The Unexplained: The Artistic Legacy of a Mysterious Life
May 30, 2020
He ventured into some of the exotic places of the world searching for animals that did not exist.
In the 1800s, there was a well-fixed and learned man living in London. He was a scientific man, partial to eerie and groundbreaking—secret—experimentation. Not only was he a proficient scientist in the laboratory, he had found a way to get eminent men to sponsor him on world travels to exotic places to collect new species of mysterious animals.
Rumors swirl about Thomas Theodore Merrylin to this very day. He looks like a nice enough gentleman in his portrait.
He was known to occupy and work in several residences in London. At some point, out of the goodness of his own heart, he donated his largest residence to a charity establishing an orphans’ home. They badly needed a nice building for their young orphans.
It has been reported that he gave it freely with only one stipulation: “I have sealed all entrances to the basement, and no one must ever try to enter the basement or break any of the seals.”
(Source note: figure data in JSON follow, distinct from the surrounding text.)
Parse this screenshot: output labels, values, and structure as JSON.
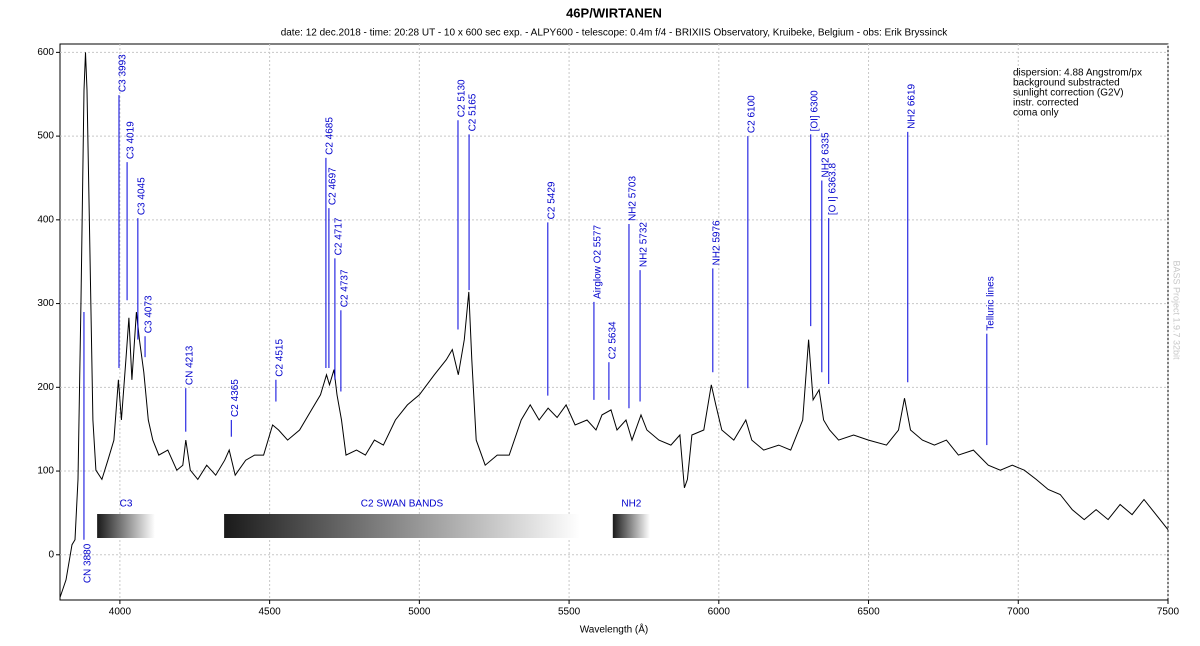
{
  "chart_data": {
    "type": "line",
    "title": "46P/WIRTANEN",
    "subtitle": "date: 12 dec.2018 - time: 20:28 UT - 10 x 600 sec exp. - ALPY600 - telescope: 0.4m f/4 - BRIXIIS Observatory, Kruibeke, Belgium - obs: Erik Bryssinck",
    "x_label": "Wavelength (Å)",
    "watermark": "BASS Project 1.9.7 32bit",
    "notes": [
      "dispersion: 4.88 Angstrom/px",
      "background substracted",
      "sunlight correction (G2V)",
      "instr. corrected",
      "coma only"
    ],
    "color": "#000000",
    "annotation_color": "#0000dd",
    "grid": true,
    "xlim": [
      3800,
      7500
    ],
    "ylim": [
      -54,
      610
    ],
    "xticks": [
      4000,
      4500,
      5000,
      5500,
      6000,
      6500,
      7000,
      7500
    ],
    "yticks": [
      0,
      100,
      200,
      300,
      400,
      500,
      600
    ],
    "x": [
      3800,
      3820,
      3840,
      3850,
      3860,
      3870,
      3880,
      3885,
      3890,
      3900,
      3910,
      3920,
      3940,
      3960,
      3980,
      3995,
      4005,
      4020,
      4030,
      4040,
      4055,
      4065,
      4080,
      4095,
      4110,
      4130,
      4160,
      4190,
      4210,
      4220,
      4235,
      4260,
      4290,
      4320,
      4350,
      4365,
      4385,
      4420,
      4450,
      4480,
      4510,
      4530,
      4560,
      4600,
      4640,
      4670,
      4690,
      4700,
      4715,
      4725,
      4740,
      4755,
      4790,
      4820,
      4850,
      4880,
      4920,
      4960,
      5000,
      5050,
      5090,
      5110,
      5130,
      5150,
      5165,
      5175,
      5190,
      5220,
      5260,
      5300,
      5340,
      5370,
      5400,
      5430,
      5460,
      5490,
      5520,
      5560,
      5590,
      5610,
      5640,
      5660,
      5690,
      5710,
      5740,
      5760,
      5800,
      5840,
      5870,
      5885,
      5895,
      5910,
      5950,
      5975,
      5990,
      6010,
      6050,
      6090,
      6110,
      6150,
      6200,
      6240,
      6280,
      6300,
      6315,
      6335,
      6350,
      6370,
      6400,
      6450,
      6500,
      6560,
      6600,
      6620,
      6640,
      6680,
      6720,
      6760,
      6800,
      6850,
      6900,
      6940,
      6980,
      7020,
      7060,
      7100,
      7140,
      7180,
      7220,
      7260,
      7300,
      7340,
      7380,
      7420,
      7460,
      7500
    ],
    "values": [
      -51,
      -30,
      12,
      18,
      90,
      304,
      555,
      600,
      555,
      364,
      161,
      101,
      90,
      113,
      137,
      209,
      161,
      233,
      283,
      209,
      290,
      257,
      218,
      161,
      137,
      119,
      125,
      101,
      107,
      137,
      101,
      90,
      107,
      95,
      113,
      125,
      95,
      113,
      119,
      119,
      155,
      149,
      137,
      149,
      173,
      191,
      215,
      203,
      221,
      191,
      161,
      119,
      125,
      119,
      137,
      131,
      161,
      179,
      191,
      215,
      233,
      245,
      215,
      257,
      314,
      233,
      137,
      107,
      119,
      119,
      161,
      179,
      161,
      175,
      164,
      179,
      155,
      161,
      149,
      167,
      173,
      149,
      161,
      137,
      167,
      149,
      137,
      131,
      143,
      80,
      90,
      143,
      149,
      203,
      179,
      149,
      137,
      161,
      137,
      125,
      131,
      125,
      161,
      257,
      185,
      197,
      161,
      149,
      137,
      143,
      137,
      131,
      149,
      187,
      149,
      137,
      131,
      137,
      119,
      125,
      107,
      101,
      107,
      101,
      90,
      78,
      72,
      54,
      42,
      54,
      42,
      60,
      48,
      66,
      48,
      30
    ],
    "lines": [
      {
        "label": "CN 3880",
        "x": 3880,
        "top": 290,
        "bottom": 18
      },
      {
        "label": "C3 3993",
        "x": 3997,
        "top": 549,
        "bottom": 223
      },
      {
        "label": "C3 4019",
        "x": 4024,
        "top": 469,
        "bottom": 304
      },
      {
        "label": "C3 4045",
        "x": 4060,
        "top": 402,
        "bottom": 257
      },
      {
        "label": "C3 4073",
        "x": 4084,
        "top": 261,
        "bottom": 236
      },
      {
        "label": "CN 4213",
        "x": 4220,
        "top": 199,
        "bottom": 147
      },
      {
        "label": "C2 4365",
        "x": 4372,
        "top": 161,
        "bottom": 141
      },
      {
        "label": "C2 4515",
        "x": 4521,
        "top": 209,
        "bottom": 183
      },
      {
        "label": "C2 4685",
        "x": 4688,
        "top": 474,
        "bottom": 223
      },
      {
        "label": "C2 4697",
        "x": 4698,
        "top": 414,
        "bottom": 223
      },
      {
        "label": "C2 4717",
        "x": 4718,
        "top": 354,
        "bottom": 209
      },
      {
        "label": "C2 4737",
        "x": 4738,
        "top": 292,
        "bottom": 195
      },
      {
        "label": "C2 5130",
        "x": 5129,
        "top": 519,
        "bottom": 269
      },
      {
        "label": "C2 5165",
        "x": 5166,
        "top": 502,
        "bottom": 316
      },
      {
        "label": "C2 5429",
        "x": 5429,
        "top": 397,
        "bottom": 190
      },
      {
        "label": "Airglow O2 5577",
        "x": 5583,
        "top": 302,
        "bottom": 185
      },
      {
        "label": "C2 5634",
        "x": 5633,
        "top": 230,
        "bottom": 185
      },
      {
        "label": "NH2 5703",
        "x": 5700,
        "top": 395,
        "bottom": 175
      },
      {
        "label": "NH2 5732",
        "x": 5737,
        "top": 340,
        "bottom": 183
      },
      {
        "label": "NH2 5976",
        "x": 5980,
        "top": 342,
        "bottom": 218
      },
      {
        "label": "C2 6100",
        "x": 6097,
        "top": 500,
        "bottom": 199
      },
      {
        "label": "[OI] 6300",
        "x": 6307,
        "top": 502,
        "bottom": 273
      },
      {
        "label": "NH2 6335",
        "x": 6344,
        "top": 447,
        "bottom": 218
      },
      {
        "label": "[O I] 6363.8",
        "x": 6367,
        "top": 402,
        "bottom": 204
      },
      {
        "label": "NH2 6619",
        "x": 6631,
        "top": 505,
        "bottom": 206
      },
      {
        "label": "Telluric lines",
        "x": 6895,
        "top": 264,
        "bottom": 131
      }
    ],
    "bands": [
      {
        "label": "C3",
        "start": 3924,
        "end": 4117
      },
      {
        "label": "C2 SWAN BANDS",
        "start": 4348,
        "end": 5536
      },
      {
        "label": "NH2",
        "start": 5646,
        "end": 5770
      }
    ]
  }
}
Mr. Merrylin was such a learned and ethical man, that no one could imagine his odd reasoning, but the charity was so glad to have the nice building—it was in excellent repair—that no questions were asked.
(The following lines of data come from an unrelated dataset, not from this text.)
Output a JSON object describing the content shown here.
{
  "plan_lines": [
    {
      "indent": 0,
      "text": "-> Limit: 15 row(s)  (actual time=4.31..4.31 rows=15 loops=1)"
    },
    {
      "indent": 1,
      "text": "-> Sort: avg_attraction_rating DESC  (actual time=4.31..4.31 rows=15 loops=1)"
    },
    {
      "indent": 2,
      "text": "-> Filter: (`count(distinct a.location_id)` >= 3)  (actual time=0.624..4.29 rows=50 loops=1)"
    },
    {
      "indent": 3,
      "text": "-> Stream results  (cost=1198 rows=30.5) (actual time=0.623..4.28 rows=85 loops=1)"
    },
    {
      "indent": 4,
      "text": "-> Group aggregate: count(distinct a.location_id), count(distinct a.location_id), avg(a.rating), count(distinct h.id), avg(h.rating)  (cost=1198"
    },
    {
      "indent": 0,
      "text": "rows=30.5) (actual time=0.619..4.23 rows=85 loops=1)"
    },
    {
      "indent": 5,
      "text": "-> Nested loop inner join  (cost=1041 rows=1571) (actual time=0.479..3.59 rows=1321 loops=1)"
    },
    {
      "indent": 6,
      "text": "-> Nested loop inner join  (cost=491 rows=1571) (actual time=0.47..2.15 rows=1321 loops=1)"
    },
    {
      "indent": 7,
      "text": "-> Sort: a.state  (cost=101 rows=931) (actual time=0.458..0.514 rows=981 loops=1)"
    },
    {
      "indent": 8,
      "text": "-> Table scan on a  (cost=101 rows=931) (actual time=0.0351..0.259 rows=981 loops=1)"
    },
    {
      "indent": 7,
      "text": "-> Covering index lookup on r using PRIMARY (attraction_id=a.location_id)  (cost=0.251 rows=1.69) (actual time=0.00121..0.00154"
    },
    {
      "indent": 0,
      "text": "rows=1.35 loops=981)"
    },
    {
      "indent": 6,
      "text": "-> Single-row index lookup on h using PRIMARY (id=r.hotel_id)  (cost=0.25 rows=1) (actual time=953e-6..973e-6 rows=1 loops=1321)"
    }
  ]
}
Whisperers could not help speculating about what shocking experiments that Merrylin had conducted in the basement of his largest residence. What was down there? Had the eminent crypto-zoologist figured out a way to breed grotesque new animals?
Perhaps he had been grafting some together with needle and thread. It would be tantalizing to figure out, but no one wanted to jeopardize the orphan’s home. If someone tried to get into the basement, Thomas Theodore Merrylin might rescind the rights to the property.
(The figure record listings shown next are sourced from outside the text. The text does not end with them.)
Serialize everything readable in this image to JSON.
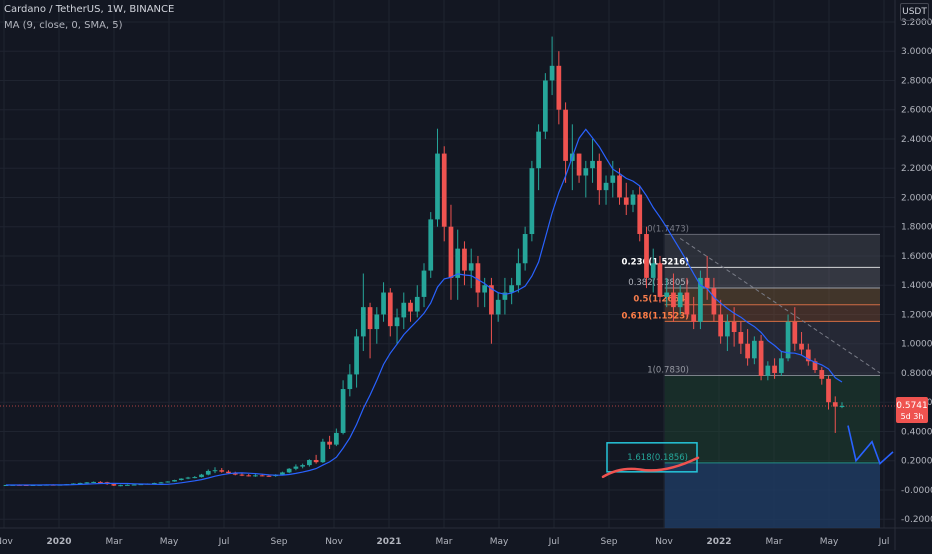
{
  "header": {
    "title": "Cardano / TetherUS, 1W, BINANCE",
    "indicator": "MA (9, close, 0, SMA, 5)",
    "unit": "USDT"
  },
  "price_tag": {
    "value": "0.5741",
    "countdown": "5d 3h"
  },
  "colors": {
    "background": "#131722",
    "up": "#26a69a",
    "down": "#ef5350",
    "ma": "#2962ff",
    "grid": "#1f2430"
  },
  "chart_data": {
    "type": "candlestick",
    "ylim": [
      -0.26,
      3.35
    ],
    "y_ticks": [
      "3.2000",
      "3.0000",
      "2.8000",
      "2.6000",
      "2.4000",
      "2.2000",
      "2.0000",
      "1.8000",
      "1.6000",
      "1.4000",
      "1.2000",
      "1.0000",
      "0.8000",
      "0.6000",
      "0.4000",
      "0.2000",
      "-0.0000",
      "-0.2000"
    ],
    "x_ticks": [
      "Nov",
      "2020",
      "Mar",
      "May",
      "Jul",
      "Sep",
      "Nov",
      "2021",
      "Mar",
      "May",
      "Jul",
      "Sep",
      "Nov",
      "2022",
      "Mar",
      "May",
      "Jul"
    ],
    "candles": [
      [
        0.033,
        0.036,
        0.03,
        0.034
      ],
      [
        0.034,
        0.037,
        0.031,
        0.035
      ],
      [
        0.035,
        0.038,
        0.033,
        0.034
      ],
      [
        0.034,
        0.036,
        0.032,
        0.033
      ],
      [
        0.033,
        0.035,
        0.031,
        0.034
      ],
      [
        0.034,
        0.036,
        0.032,
        0.035
      ],
      [
        0.035,
        0.038,
        0.033,
        0.036
      ],
      [
        0.036,
        0.039,
        0.034,
        0.035
      ],
      [
        0.035,
        0.037,
        0.033,
        0.036
      ],
      [
        0.036,
        0.041,
        0.034,
        0.04
      ],
      [
        0.04,
        0.046,
        0.038,
        0.044
      ],
      [
        0.044,
        0.05,
        0.042,
        0.048
      ],
      [
        0.048,
        0.054,
        0.045,
        0.052
      ],
      [
        0.052,
        0.058,
        0.048,
        0.055
      ],
      [
        0.055,
        0.06,
        0.05,
        0.053
      ],
      [
        0.053,
        0.056,
        0.035,
        0.04
      ],
      [
        0.04,
        0.045,
        0.027,
        0.03
      ],
      [
        0.03,
        0.036,
        0.025,
        0.033
      ],
      [
        0.033,
        0.038,
        0.031,
        0.035
      ],
      [
        0.035,
        0.039,
        0.033,
        0.037
      ],
      [
        0.037,
        0.042,
        0.035,
        0.04
      ],
      [
        0.04,
        0.045,
        0.038,
        0.043
      ],
      [
        0.043,
        0.05,
        0.041,
        0.048
      ],
      [
        0.048,
        0.055,
        0.046,
        0.052
      ],
      [
        0.052,
        0.06,
        0.05,
        0.058
      ],
      [
        0.058,
        0.07,
        0.056,
        0.068
      ],
      [
        0.068,
        0.08,
        0.065,
        0.078
      ],
      [
        0.078,
        0.09,
        0.074,
        0.085
      ],
      [
        0.085,
        0.095,
        0.08,
        0.088
      ],
      [
        0.088,
        0.11,
        0.085,
        0.105
      ],
      [
        0.105,
        0.14,
        0.1,
        0.13
      ],
      [
        0.13,
        0.155,
        0.115,
        0.135
      ],
      [
        0.135,
        0.15,
        0.118,
        0.125
      ],
      [
        0.125,
        0.135,
        0.11,
        0.115
      ],
      [
        0.115,
        0.125,
        0.1,
        0.105
      ],
      [
        0.105,
        0.115,
        0.095,
        0.1
      ],
      [
        0.1,
        0.11,
        0.092,
        0.098
      ],
      [
        0.098,
        0.108,
        0.09,
        0.1
      ],
      [
        0.1,
        0.11,
        0.093,
        0.097
      ],
      [
        0.097,
        0.105,
        0.09,
        0.095
      ],
      [
        0.095,
        0.108,
        0.09,
        0.104
      ],
      [
        0.104,
        0.125,
        0.1,
        0.12
      ],
      [
        0.12,
        0.15,
        0.115,
        0.145
      ],
      [
        0.145,
        0.175,
        0.135,
        0.16
      ],
      [
        0.16,
        0.18,
        0.148,
        0.17
      ],
      [
        0.17,
        0.21,
        0.16,
        0.205
      ],
      [
        0.205,
        0.24,
        0.18,
        0.19
      ],
      [
        0.19,
        0.35,
        0.185,
        0.33
      ],
      [
        0.33,
        0.37,
        0.28,
        0.31
      ],
      [
        0.31,
        0.42,
        0.3,
        0.39
      ],
      [
        0.39,
        0.75,
        0.38,
        0.69
      ],
      [
        0.69,
        0.86,
        0.64,
        0.79
      ],
      [
        0.79,
        1.1,
        0.7,
        1.05
      ],
      [
        1.05,
        1.48,
        0.95,
        1.25
      ],
      [
        1.25,
        1.28,
        0.9,
        1.1
      ],
      [
        1.1,
        1.25,
        1.0,
        1.2
      ],
      [
        1.2,
        1.42,
        1.15,
        1.35
      ],
      [
        1.35,
        1.38,
        1.05,
        1.12
      ],
      [
        1.12,
        1.24,
        1.0,
        1.18
      ],
      [
        1.18,
        1.35,
        1.1,
        1.28
      ],
      [
        1.28,
        1.3,
        1.15,
        1.22
      ],
      [
        1.22,
        1.4,
        1.18,
        1.32
      ],
      [
        1.32,
        1.55,
        1.25,
        1.5
      ],
      [
        1.5,
        1.9,
        1.45,
        1.85
      ],
      [
        1.85,
        2.47,
        1.8,
        2.3
      ],
      [
        2.3,
        2.35,
        1.7,
        1.8
      ],
      [
        1.8,
        1.95,
        1.3,
        1.45
      ],
      [
        1.45,
        1.78,
        1.3,
        1.65
      ],
      [
        1.65,
        1.7,
        1.4,
        1.5
      ],
      [
        1.5,
        1.65,
        1.38,
        1.55
      ],
      [
        1.55,
        1.6,
        1.25,
        1.35
      ],
      [
        1.35,
        1.45,
        1.25,
        1.4
      ],
      [
        1.4,
        1.45,
        1.0,
        1.2
      ],
      [
        1.2,
        1.35,
        1.15,
        1.3
      ],
      [
        1.3,
        1.45,
        1.2,
        1.35
      ],
      [
        1.35,
        1.45,
        1.27,
        1.4
      ],
      [
        1.4,
        1.65,
        1.35,
        1.55
      ],
      [
        1.55,
        1.8,
        1.5,
        1.75
      ],
      [
        1.75,
        2.25,
        1.7,
        2.2
      ],
      [
        2.2,
        2.5,
        2.05,
        2.45
      ],
      [
        2.45,
        2.85,
        2.4,
        2.8
      ],
      [
        2.8,
        3.1,
        2.7,
        2.9
      ],
      [
        2.9,
        3.0,
        2.5,
        2.6
      ],
      [
        2.6,
        2.65,
        2.1,
        2.25
      ],
      [
        2.25,
        2.5,
        2.05,
        2.3
      ],
      [
        2.3,
        2.3,
        2.1,
        2.15
      ],
      [
        2.15,
        2.25,
        2.0,
        2.2
      ],
      [
        2.2,
        2.4,
        2.1,
        2.25
      ],
      [
        2.25,
        2.3,
        1.95,
        2.05
      ],
      [
        2.05,
        2.15,
        1.95,
        2.1
      ],
      [
        2.1,
        2.25,
        2.0,
        2.15
      ],
      [
        2.15,
        2.2,
        1.95,
        2.0
      ],
      [
        2.0,
        2.1,
        1.88,
        1.95
      ],
      [
        1.95,
        2.05,
        1.9,
        2.02
      ],
      [
        2.02,
        2.08,
        1.7,
        1.75
      ],
      [
        1.75,
        1.8,
        1.38,
        1.45
      ],
      [
        1.45,
        1.65,
        1.35,
        1.55
      ],
      [
        1.55,
        1.6,
        1.28,
        1.32
      ],
      [
        1.32,
        1.45,
        1.25,
        1.35
      ],
      [
        1.35,
        1.48,
        1.15,
        1.25
      ],
      [
        1.25,
        1.4,
        1.2,
        1.35
      ],
      [
        1.35,
        1.45,
        1.18,
        1.2
      ],
      [
        1.2,
        1.32,
        1.1,
        1.15
      ],
      [
        1.15,
        1.5,
        1.1,
        1.45
      ],
      [
        1.45,
        1.6,
        1.3,
        1.38
      ],
      [
        1.38,
        1.45,
        1.15,
        1.2
      ],
      [
        1.2,
        1.3,
        1.0,
        1.05
      ],
      [
        1.05,
        1.2,
        0.95,
        1.15
      ],
      [
        1.15,
        1.25,
        0.98,
        1.08
      ],
      [
        1.08,
        1.15,
        0.93,
        1.0
      ],
      [
        1.0,
        1.1,
        0.85,
        0.9
      ],
      [
        0.9,
        1.05,
        0.86,
        1.02
      ],
      [
        1.02,
        1.06,
        0.75,
        0.78
      ],
      [
        0.78,
        0.88,
        0.75,
        0.85
      ],
      [
        0.85,
        0.9,
        0.76,
        0.8
      ],
      [
        0.8,
        0.95,
        0.78,
        0.9
      ],
      [
        0.9,
        1.2,
        0.88,
        1.15
      ],
      [
        1.15,
        1.25,
        0.95,
        1.0
      ],
      [
        1.0,
        1.08,
        0.92,
        0.96
      ],
      [
        0.96,
        1.0,
        0.85,
        0.88
      ],
      [
        0.88,
        0.9,
        0.8,
        0.82
      ],
      [
        0.82,
        0.84,
        0.72,
        0.76
      ],
      [
        0.76,
        0.78,
        0.55,
        0.6
      ],
      [
        0.6,
        0.64,
        0.39,
        0.57
      ],
      [
        0.57,
        0.6,
        0.56,
        0.574
      ]
    ],
    "ma_series": {
      "name": "MA 9",
      "values": [
        0.034,
        0.034,
        0.034,
        0.034,
        0.034,
        0.034,
        0.035,
        0.035,
        0.035,
        0.035,
        0.036,
        0.038,
        0.04,
        0.042,
        0.044,
        0.045,
        0.045,
        0.044,
        0.044,
        0.042,
        0.041,
        0.04,
        0.039,
        0.038,
        0.039,
        0.043,
        0.049,
        0.056,
        0.063,
        0.071,
        0.082,
        0.094,
        0.104,
        0.111,
        0.116,
        0.117,
        0.115,
        0.112,
        0.108,
        0.103,
        0.101,
        0.102,
        0.106,
        0.113,
        0.122,
        0.133,
        0.146,
        0.17,
        0.192,
        0.224,
        0.286,
        0.356,
        0.448,
        0.557,
        0.649,
        0.75,
        0.858,
        0.935,
        0.997,
        1.062,
        1.11,
        1.158,
        1.208,
        1.278,
        1.387,
        1.443,
        1.454,
        1.477,
        1.47,
        1.466,
        1.439,
        1.411,
        1.376,
        1.349,
        1.338,
        1.346,
        1.367,
        1.393,
        1.462,
        1.559,
        1.726,
        1.894,
        2.033,
        2.147,
        2.277,
        2.405,
        2.465,
        2.407,
        2.347,
        2.269,
        2.194,
        2.164,
        2.13,
        2.112,
        2.079,
        2.011,
        1.931,
        1.865,
        1.795,
        1.717,
        1.642,
        1.563,
        1.478,
        1.4,
        1.376,
        1.318,
        1.278,
        1.241,
        1.208,
        1.181,
        1.146,
        1.117,
        1.077,
        1.022,
        0.988,
        0.947,
        0.937,
        0.935,
        0.922,
        0.894,
        0.873,
        0.855,
        0.828,
        0.767,
        0.738
      ],
      "color": "#2962ff"
    },
    "fibonacci": [
      {
        "ratio": "0",
        "value": "1.7473",
        "level": 1.7473,
        "label": "0(1.7473)",
        "color": "#787b86"
      },
      {
        "ratio": "0.236",
        "value": "1.5216",
        "level": 1.5216,
        "label": "0.236(1.5216)",
        "color": "#ffffff"
      },
      {
        "ratio": "0.382",
        "value": "1.3805",
        "level": 1.3805,
        "label": "0.382(1.3805)",
        "color": "#b2b5be"
      },
      {
        "ratio": "0.5",
        "value": "1.2664",
        "level": 1.2664,
        "label": "0.5(1.2664)",
        "color": "#f57c4c"
      },
      {
        "ratio": "0.618",
        "value": "1.1523",
        "level": 1.1523,
        "label": "0.618(1.1523)",
        "color": "#ff7e47"
      },
      {
        "ratio": "1",
        "value": "0.7830",
        "level": 0.783,
        "label": "1(0.7830)",
        "color": "#9598a1"
      },
      {
        "ratio": "1.618",
        "value": "0.1856",
        "level": 0.1856,
        "label": "1.618(0.1856)",
        "color": "#26a69a"
      }
    ],
    "projection": [
      [
        0.44,
        0.35
      ],
      [
        0.2,
        0.29
      ],
      [
        0.34,
        0.42
      ],
      [
        0.18,
        0.2
      ],
      [
        0.26,
        0.2
      ]
    ]
  }
}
The orphans’ home was a huge success in Merrylin’s time and for a lengthy time thereafter. No one knows when it finally fizzled out for good, but one day it did, and the old Merrylin residence fell into several different hands through the years.
It was in 2006 that the residence landed in the possession of a man that had no intention of following the directions. He did go in the basement, and oh, what he found there! There were thousands of small boxes and glass display cases with the skeletonized and mummified remains of creatures that we do not know to exist.
There are some creatures that we have only heard legends about. There were fairies, werewolf pups, horned beings, all taxidermied or mummified, and elegantly displayed.
It was rumored that when Merrylin ventured into some of the exotic places of the world, he had been frightened of the possibility of vampires so he took with him an elaborate vampire repelling kit. This kit was also found in the basement with the zoological specimens.
My eyes did bug out in 2007 when I first saw photographs of the artifacts. I have a fondness for bad taxidermy—but this taxidermy and the anatomical display is so exquisite, it is mind-boggling. I had forgotten all about them until I saw an article go by in the main feed again on social media sites.
If you love the weird, you must look around at as much of Merrylin’s collection as you can find to view. The specimens are amazing. These creatures are too fabulous to be real.
In fact, they aren’t real. They are the creations of an artist known as Alex CF. He is a London-based, writer, illustrator, and sculptor. He established the story of Thomas Theodore Merrylin to generate interest for his artistic creations.
They went viral.
Explore the Merrilyn Cryptid Museum online. His fictional character, Thomas Theodore Merrylin was born to an upper-class family in Hellingshire, England, and became, among other things, a Xeno-archaeologist.
It took a while for interested internet addicts to realize what he had done. He is very talented at creating, and some of us want these creatures to have been real.